Sunday, 9 February 2014

Microsoft's new CEO Satya Nadella faces daunting task of steering a ship past its ... - Economic Times



Satya Nadella, 46, the newly anointed CEO of the $78-billion Microsoft faces a daunting task of fitting into oversized shoes of the two previous chiefs, Steve Ballmer and founder Bill Gates, and steer a ship that's past its prime. After all, Microsoft dominates a market in decline.

While Windows is the preferred operating system for traditional personal computers (PCs), it runs less than 15% of new devices, including new PCs, smartphones and tablets, according to research and analyst firm Gartner.


Yet, Nadella has proven himself before in multiple divisions of Microsoft and that's what makes him cut out for the challenging job. He has overseen some of Microsoft's fastest-growing and most profitable businesses, including its Office, server and tools arms.


In three years as server and tools president, he helped grow that business into one with $20 billion in annual revenue — about a quarter of Microsoft's total revenue in the most recent fiscal year. In the past one year, Nadella was the executive vice-president who led Microsoft's cloud computing offerings. Under Nadella, cloud enterprise group more than doubled customers in the latest quarter, although it remains a small part of Microsoft's current business.








Microsoft's new CEO Satya Nadella faces daunting task of steering a ship past its prime

"Going forward, it's a mobile-first, cloud-first world," Nadella said on Tuesday in a video accompanying the announcement. Now with Bill Gates as technology adviser, can Nadella take on new and old challengers, including Google, Amazon, Salesforce, Apple, IBM, HP, Oracle?

For instance, Salesforce. com has taken a bold step with its new platform launched in November 2013, Salesforce1 to merge business applications and social collaboration in a mobile environment. Microsoft needs to answer with the entirety of its offering (Dynamics CRM software) across all devices.


An Insider Helps


Says Staten James, analyst at Forrester Research: "Being an insider, Nadella understands the culture. He has proven success — both in online and cloud and enterprise groups he has delivered on his strategy and business goals." Nadella's elevation also boosts employee morale. "There's lot of benefit to the employee base when they see that one of them can rise to the top," adds James.


While the 100,000-odd Microsofties may feel happy, the company that Nadella inherits is vastly different from what Ballmer ran, when he took over back in 2000. At that time, iPod wasn't launched, Facebook had not started, YouTube didn't exist, Google was just a search engine figuring out how to make money and Amazon was only selling books.

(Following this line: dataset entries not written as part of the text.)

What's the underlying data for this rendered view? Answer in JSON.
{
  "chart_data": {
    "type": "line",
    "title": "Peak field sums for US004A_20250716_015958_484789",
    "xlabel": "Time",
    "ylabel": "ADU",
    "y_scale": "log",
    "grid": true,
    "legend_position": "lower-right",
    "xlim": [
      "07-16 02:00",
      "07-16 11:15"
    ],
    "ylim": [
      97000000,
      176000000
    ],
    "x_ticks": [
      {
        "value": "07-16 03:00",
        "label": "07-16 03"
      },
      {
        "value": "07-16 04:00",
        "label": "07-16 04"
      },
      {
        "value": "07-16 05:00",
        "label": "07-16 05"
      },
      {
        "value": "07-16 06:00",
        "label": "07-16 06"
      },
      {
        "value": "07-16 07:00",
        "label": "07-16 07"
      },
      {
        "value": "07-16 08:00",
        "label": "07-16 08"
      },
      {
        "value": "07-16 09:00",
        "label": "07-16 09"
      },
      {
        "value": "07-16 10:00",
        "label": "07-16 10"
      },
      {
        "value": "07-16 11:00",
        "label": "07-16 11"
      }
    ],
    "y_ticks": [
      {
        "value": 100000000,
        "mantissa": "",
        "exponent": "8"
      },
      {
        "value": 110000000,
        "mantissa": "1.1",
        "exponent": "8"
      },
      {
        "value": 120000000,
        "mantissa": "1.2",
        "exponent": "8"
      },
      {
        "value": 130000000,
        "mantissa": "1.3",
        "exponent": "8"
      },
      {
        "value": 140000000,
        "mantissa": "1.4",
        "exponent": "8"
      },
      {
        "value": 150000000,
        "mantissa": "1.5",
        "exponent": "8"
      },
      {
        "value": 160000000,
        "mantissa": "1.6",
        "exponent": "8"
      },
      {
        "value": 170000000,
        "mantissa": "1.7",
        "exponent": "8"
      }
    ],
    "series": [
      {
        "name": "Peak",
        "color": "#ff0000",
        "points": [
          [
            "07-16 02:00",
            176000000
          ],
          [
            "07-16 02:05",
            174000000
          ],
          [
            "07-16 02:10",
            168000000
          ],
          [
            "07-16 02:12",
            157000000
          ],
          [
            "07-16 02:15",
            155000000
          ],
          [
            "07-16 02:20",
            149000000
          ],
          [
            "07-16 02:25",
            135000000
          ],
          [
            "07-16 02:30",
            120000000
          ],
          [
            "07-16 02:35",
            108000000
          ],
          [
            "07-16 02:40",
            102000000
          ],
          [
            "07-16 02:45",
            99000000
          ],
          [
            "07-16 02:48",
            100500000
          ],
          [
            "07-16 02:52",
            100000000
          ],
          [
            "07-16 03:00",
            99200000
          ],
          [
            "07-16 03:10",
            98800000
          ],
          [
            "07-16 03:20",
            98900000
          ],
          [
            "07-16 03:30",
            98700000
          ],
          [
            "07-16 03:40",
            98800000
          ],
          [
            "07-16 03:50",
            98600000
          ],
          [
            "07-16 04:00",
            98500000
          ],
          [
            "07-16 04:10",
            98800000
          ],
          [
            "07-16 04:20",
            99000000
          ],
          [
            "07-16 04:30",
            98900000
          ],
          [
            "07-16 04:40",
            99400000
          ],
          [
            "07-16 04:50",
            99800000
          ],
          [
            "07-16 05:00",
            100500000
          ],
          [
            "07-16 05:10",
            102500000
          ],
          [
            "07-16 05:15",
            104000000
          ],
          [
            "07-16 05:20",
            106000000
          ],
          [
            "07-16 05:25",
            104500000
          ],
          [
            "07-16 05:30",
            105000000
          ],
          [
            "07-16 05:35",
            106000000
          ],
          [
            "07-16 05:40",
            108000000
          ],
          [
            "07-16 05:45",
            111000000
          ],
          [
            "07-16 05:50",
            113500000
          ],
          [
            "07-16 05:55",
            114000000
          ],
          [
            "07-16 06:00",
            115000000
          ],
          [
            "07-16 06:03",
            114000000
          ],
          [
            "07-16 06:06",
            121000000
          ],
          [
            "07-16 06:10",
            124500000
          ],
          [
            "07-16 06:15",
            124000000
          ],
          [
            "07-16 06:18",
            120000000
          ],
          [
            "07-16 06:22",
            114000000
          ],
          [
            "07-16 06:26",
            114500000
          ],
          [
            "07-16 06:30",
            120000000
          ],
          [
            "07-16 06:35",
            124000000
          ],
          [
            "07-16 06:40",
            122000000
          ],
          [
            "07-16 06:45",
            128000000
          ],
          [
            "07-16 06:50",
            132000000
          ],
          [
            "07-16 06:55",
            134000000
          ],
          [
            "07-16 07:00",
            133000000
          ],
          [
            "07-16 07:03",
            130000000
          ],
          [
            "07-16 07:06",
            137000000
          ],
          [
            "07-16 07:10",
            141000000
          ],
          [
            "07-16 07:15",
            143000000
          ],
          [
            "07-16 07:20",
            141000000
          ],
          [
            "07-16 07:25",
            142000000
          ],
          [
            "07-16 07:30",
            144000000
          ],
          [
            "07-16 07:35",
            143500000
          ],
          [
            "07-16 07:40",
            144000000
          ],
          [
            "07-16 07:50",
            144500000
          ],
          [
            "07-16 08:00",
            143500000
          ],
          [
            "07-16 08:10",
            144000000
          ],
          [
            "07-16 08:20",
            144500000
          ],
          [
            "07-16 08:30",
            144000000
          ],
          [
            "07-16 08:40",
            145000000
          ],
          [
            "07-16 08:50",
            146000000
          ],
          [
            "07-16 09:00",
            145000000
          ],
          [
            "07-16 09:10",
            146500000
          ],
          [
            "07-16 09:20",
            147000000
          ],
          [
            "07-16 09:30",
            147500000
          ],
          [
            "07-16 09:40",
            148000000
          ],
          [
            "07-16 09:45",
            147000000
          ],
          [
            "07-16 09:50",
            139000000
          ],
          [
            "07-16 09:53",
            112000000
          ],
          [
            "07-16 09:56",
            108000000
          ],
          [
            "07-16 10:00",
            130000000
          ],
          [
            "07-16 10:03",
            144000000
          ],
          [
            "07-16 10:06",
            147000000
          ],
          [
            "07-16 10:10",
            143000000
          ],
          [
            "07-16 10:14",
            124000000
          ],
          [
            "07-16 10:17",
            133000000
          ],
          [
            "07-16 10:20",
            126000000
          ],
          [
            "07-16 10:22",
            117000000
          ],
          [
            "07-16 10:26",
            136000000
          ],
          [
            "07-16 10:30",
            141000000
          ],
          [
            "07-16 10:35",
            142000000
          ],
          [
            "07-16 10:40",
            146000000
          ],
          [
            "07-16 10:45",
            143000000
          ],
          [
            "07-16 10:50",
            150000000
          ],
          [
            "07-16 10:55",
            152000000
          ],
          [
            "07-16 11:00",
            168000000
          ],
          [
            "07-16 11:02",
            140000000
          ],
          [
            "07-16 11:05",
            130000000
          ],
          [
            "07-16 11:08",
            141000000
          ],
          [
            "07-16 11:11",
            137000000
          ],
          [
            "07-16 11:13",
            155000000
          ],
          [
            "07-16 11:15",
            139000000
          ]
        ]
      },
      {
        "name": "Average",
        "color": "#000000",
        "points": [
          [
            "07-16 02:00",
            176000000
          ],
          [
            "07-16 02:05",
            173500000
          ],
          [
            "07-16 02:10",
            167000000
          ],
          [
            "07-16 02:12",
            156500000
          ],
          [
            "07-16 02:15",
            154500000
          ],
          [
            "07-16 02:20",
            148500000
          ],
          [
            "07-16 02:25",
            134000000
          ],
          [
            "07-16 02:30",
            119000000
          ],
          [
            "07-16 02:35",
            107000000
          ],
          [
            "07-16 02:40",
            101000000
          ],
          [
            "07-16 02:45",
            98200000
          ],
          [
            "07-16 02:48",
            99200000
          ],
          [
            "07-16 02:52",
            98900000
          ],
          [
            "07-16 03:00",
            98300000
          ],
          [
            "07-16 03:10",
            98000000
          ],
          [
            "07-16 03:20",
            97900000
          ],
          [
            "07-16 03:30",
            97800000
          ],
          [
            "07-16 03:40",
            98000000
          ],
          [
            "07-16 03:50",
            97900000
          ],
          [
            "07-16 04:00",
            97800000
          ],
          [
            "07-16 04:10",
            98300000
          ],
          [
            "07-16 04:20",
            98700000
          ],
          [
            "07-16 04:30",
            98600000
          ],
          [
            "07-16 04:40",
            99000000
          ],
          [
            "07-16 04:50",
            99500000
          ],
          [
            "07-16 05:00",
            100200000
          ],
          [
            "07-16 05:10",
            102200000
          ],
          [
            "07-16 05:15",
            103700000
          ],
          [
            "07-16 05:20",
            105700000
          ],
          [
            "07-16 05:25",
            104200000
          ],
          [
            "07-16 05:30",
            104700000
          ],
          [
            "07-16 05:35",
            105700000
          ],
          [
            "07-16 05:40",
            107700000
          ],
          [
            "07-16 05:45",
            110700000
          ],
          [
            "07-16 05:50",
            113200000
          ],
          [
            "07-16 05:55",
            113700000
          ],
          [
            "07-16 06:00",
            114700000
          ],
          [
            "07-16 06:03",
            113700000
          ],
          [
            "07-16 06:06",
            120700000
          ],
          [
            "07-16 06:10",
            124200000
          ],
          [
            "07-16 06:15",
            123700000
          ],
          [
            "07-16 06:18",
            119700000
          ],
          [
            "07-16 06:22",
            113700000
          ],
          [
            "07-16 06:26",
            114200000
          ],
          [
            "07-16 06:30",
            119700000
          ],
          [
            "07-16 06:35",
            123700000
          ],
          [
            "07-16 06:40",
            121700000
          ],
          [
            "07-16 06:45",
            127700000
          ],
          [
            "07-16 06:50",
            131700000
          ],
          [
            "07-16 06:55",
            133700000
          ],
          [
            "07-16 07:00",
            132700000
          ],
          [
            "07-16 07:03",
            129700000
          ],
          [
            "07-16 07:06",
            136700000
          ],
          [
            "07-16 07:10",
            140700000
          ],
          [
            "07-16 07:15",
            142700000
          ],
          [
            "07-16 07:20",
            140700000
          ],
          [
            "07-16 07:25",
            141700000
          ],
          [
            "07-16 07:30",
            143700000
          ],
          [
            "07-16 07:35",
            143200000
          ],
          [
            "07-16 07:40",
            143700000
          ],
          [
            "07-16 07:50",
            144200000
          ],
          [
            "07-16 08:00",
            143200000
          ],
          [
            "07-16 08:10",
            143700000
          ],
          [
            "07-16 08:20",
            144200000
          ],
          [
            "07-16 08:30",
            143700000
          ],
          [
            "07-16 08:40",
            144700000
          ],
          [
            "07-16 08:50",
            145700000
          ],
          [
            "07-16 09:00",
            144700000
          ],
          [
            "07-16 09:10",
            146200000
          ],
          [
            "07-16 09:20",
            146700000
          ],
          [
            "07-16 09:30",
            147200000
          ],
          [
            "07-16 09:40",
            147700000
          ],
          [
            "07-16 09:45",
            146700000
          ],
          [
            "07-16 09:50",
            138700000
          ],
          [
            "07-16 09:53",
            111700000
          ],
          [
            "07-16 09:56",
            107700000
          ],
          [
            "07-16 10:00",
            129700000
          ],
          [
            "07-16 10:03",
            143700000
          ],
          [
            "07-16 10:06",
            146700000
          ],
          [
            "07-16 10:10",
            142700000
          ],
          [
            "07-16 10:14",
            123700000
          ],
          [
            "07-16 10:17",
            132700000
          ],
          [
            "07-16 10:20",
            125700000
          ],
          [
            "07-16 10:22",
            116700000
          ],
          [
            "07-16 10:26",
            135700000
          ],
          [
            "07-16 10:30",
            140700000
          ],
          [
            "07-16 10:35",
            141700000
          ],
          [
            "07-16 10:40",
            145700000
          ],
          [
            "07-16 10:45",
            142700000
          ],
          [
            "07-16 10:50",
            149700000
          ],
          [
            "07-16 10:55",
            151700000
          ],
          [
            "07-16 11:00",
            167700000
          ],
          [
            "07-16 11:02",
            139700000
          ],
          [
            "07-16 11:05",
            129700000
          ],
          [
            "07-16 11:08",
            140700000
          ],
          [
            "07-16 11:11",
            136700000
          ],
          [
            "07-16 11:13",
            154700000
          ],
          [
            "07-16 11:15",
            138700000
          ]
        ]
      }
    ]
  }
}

Today, the company that Nadella inherits has all these as challengers. Microsoft, once the most influential technology company, let them literally run away with one new business after another. So how relevant is Nadella, the insider? Says Mary Jo Foley, editor of ZDNet's All about Microsoft blog and who has tracked Microsoft for the past 25 years: "Nadella was the strongest internal candidate in terms of his multi-divisional experience and technical chops. Nadella has made it clear that they need to be both in consumer and enterprise, hardware and software. I think he will rely on other executive vice-presidents for consumer expertise."